After the message, if we are doing communion, we will sing two songs; if there is no communion we will sing one. If we are singing two, the song will be focused on the atonement of Christ (to theme with communion). If it is only one song it will be a song of excitement. I want to send believers out knowing the joys and happiness of their right standing in Christ and I want non-believers to see the joy that believers have.
With that being said, let me address the why. Why do we do it this way? Why don’t I just “let the Spirit move”? I’m unashamedly Reformed. I’m also unashamedly Charismatic. (If you would like to know how these two fit together in more detail read this article [written by yours truly]). I believe in the Five Solas, especially Sola Scriptura which limits how we do things in the church to how the Scriptures say to do them. Therefore, when Paul writes “If, therefore, the whole church comes together and all speak in tongues, and outsiders or unbelievers enter, will they not say that you are out of your minds?” in 1 Corinthians 14:23, and a few verses later in verse 40, “But all things should be done decently and in order.” I see a structure.
If everything should be done decently and in order, then shouldn’t we take time to make sure that be diligent in planning out our service is organized in the best, most efficient way? I believe so! That’s why I contend that churches should structure their service in such a way that it engages people’s emotions, their minds and their spirits; taking them from joy, to reliance and back to joy in reliance.
Structure In Leadership
Nobody really argues that there shouldn’t be leadership. It’s just plain stupid to do so. What people do argue over is the structure of the leadership. Do we need only a single pastor? Do we need a plurality of elders? Do we need a senior pastor and an associate pastor? Are deacons leaders? The list could probably go on for a very long time! Regardless, the question I hope that you ask (especially if you’re a pastor in a church or are contemplating starting a church) is “what does the Bible say about the leadership of a church?”
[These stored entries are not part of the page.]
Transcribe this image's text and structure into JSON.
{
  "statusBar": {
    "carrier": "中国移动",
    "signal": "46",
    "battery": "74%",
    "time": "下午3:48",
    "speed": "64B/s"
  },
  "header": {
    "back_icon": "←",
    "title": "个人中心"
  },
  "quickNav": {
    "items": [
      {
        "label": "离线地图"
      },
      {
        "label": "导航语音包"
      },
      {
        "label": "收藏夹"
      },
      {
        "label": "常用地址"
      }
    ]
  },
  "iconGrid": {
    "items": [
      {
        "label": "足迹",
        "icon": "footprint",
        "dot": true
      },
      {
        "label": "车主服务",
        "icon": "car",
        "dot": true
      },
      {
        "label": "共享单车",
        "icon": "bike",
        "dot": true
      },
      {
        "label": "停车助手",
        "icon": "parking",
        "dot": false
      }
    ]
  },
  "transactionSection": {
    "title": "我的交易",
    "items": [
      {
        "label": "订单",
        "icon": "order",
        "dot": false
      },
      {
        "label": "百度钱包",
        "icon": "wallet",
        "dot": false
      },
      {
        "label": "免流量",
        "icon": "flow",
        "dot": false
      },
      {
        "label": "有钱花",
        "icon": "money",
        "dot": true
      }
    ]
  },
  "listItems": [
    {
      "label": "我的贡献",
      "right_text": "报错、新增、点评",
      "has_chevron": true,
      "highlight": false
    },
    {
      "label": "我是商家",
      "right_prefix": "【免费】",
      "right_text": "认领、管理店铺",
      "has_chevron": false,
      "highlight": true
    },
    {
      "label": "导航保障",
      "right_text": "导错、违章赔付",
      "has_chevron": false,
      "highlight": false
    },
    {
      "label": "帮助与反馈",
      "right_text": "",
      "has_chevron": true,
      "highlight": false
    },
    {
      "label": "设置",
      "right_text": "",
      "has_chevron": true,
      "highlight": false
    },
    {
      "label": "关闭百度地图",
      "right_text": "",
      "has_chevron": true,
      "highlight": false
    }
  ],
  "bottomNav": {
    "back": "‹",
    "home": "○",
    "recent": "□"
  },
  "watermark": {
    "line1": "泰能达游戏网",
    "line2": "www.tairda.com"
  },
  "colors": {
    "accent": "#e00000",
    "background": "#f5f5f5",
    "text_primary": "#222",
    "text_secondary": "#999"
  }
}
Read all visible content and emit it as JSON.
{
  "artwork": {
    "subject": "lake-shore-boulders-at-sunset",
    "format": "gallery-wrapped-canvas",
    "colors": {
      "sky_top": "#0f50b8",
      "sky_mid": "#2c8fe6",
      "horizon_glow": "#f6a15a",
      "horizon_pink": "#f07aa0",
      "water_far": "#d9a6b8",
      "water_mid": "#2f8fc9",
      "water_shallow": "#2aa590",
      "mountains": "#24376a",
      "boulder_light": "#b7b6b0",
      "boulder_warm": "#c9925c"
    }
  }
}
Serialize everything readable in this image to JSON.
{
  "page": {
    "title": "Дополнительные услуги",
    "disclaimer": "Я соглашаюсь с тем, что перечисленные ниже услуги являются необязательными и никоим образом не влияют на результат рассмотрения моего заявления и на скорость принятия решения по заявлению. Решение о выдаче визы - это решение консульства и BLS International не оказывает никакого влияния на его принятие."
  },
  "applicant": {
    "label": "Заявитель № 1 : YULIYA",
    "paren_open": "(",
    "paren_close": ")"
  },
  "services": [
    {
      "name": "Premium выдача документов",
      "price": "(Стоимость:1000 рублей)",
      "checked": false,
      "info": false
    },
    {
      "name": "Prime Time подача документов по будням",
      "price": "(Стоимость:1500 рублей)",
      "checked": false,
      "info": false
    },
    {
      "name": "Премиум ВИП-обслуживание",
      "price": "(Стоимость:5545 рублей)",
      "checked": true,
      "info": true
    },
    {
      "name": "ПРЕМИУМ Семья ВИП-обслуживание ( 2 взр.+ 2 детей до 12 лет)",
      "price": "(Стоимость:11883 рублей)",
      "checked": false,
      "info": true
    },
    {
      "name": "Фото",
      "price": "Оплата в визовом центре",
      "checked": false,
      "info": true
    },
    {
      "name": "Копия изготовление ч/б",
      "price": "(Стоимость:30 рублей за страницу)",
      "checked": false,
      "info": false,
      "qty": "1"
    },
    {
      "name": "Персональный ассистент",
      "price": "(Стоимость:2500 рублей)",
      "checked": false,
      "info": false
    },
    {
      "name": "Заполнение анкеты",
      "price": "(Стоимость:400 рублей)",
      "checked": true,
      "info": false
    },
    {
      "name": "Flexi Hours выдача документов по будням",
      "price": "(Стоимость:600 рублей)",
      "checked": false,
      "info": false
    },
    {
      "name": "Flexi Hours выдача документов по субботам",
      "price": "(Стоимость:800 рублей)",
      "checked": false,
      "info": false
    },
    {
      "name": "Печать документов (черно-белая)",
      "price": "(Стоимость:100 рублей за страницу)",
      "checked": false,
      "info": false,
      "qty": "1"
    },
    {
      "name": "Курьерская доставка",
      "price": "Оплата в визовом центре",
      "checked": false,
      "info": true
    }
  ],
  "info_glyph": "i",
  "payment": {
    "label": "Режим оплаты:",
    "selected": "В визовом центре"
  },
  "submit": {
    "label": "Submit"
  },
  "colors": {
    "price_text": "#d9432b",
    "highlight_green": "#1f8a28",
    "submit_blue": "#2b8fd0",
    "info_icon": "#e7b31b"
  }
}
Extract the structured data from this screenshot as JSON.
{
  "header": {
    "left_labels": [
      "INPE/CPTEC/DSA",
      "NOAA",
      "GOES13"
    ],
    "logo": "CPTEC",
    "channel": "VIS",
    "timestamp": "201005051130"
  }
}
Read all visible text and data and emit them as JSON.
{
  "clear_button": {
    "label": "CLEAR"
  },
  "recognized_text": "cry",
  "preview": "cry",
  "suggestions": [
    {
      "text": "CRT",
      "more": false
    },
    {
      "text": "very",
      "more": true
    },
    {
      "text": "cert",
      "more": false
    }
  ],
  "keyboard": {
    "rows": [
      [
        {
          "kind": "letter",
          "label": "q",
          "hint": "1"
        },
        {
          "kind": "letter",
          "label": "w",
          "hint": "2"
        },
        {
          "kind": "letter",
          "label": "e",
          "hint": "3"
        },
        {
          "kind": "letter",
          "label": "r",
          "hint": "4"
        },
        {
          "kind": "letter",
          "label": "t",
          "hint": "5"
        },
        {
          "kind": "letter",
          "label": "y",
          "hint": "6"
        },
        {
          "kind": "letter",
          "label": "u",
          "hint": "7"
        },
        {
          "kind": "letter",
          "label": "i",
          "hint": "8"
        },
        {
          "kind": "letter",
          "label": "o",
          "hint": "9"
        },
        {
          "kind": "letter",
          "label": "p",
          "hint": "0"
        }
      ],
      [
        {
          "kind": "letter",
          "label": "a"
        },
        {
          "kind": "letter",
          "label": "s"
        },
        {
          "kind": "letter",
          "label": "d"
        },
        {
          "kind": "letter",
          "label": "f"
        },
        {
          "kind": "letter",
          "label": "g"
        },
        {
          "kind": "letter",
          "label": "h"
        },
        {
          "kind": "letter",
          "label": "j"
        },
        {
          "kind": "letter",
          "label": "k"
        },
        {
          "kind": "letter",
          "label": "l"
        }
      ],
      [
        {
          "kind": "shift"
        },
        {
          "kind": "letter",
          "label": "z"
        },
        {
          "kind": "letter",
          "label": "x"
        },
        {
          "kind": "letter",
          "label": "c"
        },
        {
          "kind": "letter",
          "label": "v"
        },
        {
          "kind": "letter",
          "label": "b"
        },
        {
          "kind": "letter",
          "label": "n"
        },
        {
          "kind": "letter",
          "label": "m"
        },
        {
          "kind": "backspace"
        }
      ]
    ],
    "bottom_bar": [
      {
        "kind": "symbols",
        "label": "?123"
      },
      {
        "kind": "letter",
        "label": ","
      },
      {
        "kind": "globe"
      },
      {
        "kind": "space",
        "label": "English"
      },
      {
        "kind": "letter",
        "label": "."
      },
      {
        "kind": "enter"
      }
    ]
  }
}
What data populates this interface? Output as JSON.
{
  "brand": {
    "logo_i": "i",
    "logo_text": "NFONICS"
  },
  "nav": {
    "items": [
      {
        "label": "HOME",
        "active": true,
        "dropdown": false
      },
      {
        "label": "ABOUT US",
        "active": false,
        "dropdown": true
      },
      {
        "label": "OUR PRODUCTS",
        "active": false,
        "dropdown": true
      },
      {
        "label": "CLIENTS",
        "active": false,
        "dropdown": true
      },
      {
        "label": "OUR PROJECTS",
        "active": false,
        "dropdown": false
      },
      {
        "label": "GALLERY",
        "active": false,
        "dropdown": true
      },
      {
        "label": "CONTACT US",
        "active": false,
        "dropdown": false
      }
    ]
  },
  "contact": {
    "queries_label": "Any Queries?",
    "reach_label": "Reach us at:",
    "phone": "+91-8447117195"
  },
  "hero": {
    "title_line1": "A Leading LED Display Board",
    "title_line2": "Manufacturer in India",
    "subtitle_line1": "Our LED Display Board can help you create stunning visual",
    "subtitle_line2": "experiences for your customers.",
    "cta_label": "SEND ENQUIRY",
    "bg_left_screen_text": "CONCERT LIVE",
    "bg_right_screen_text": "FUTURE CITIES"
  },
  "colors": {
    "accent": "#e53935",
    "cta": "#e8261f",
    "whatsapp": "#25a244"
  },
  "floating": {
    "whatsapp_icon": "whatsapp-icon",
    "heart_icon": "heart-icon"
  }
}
I am under the conviction that you need a plurality of elders… eventually. I currently am the only pastor at Foundation, but I’m earnestly praying for God to raise up another man to share the load with me. Both churches I served at had at least two pastors who were “senior pastors” in responsibilities. They shared the load of ministry together. The church I served at before planting was extremely helpful in me seeing how this plays out. They were best friends, but completely different personalities. Their gifts rarely, if ever, came in opposition to each other. Both were apt communicators, but one clearly had the distinct ability and calling to do so. The other was extremely gifted in administration, and that’s what he loved to do.
Further, if you have multiple leaders who share the same vision, as your church grows you don’t have to scramble to train people by yourself. This is my ideal elder-member ratio (whether or not its always doable or wise is contingent upon numerous things): 1:10. I want one pastor for every ten members. Not one pastor for every ten people, but for every member. I’m not convinced that anyone can lead more than ten people by themselves.
“What about deacons?” you might ask. My next series at Foundation about the church, and in it I’m going to address the roles of elders and deacons. I’m going to use a phrase that I believe is very biblical and very practical: “the church is led by elders and served by deacons.” Are deacons leaders? Absolutely! But not in the same way that elders are. To use a basketball analogy, elders are the coaches and deacons are the team captains. The elders lead in teaching and vision casting, the deacons lead by implementing that vision.
My dream for Foundation is that we will be a church that loves and serves our community. I pray that one day we will have work days where we have numerous community projects for the church to gather and do. I want those projects to be arranged, managed and overseen by deacons. Community outreach is service, and if deacons called to lead by service, then shouldn’t they be given the opportunity to lead by serving? I believe so!
Structure In Membership
“Why do we need members? Doesn’t it isolate the insiders from the outsiders?” “Why do you need oxygen? Doesn’t that isolate the living from the dead?” If I were ever to have this conversation with people, I would hope that it gets recorded and turned into in a #ReformedThugLife video.
Does having a membership draw a line between those in the church and those outside of the church? Yes. Is that bad? No. Quite the opposite actually. Jesus did modeled it for us. Remember when He fed the 5,000? That likely was just the men. You assume most of the men had wives, so you’re now up to 10,000 people. They likely had children too, right? So, now we are somewhere near 20,000 people. That’s a lot of people! But then Jesus does the craziest thing, He tells them to drop everything and follow him! Suddenly the crowd dwindled down to little more than a gathering. Jesus effectively separated those that were dedicated to the mission from those that weren’t.
In the church we should have the same mindset. Not that “outsiders” aren’t welcomed, because they are, but because at some point you must draw a line and say (in effect) “If you’re dedicated to the mission of this local body, then we invite you to become part of the body for the sake of the body.”
Asking people to join the church shouldn’t be something you avoid at all cost, it’s a necessary part of the church.
Structure in the church is most definitely necessary. Without structure, you are liable (even apt) to go with the wind. Without structure and with one bad decision you are likely to collapse completely. So to those that think we need the least amount of structure possible, or no structure, I entreat you to consider the cost. Consider how devastating it could be to you, your ministry, and your community to not have structure.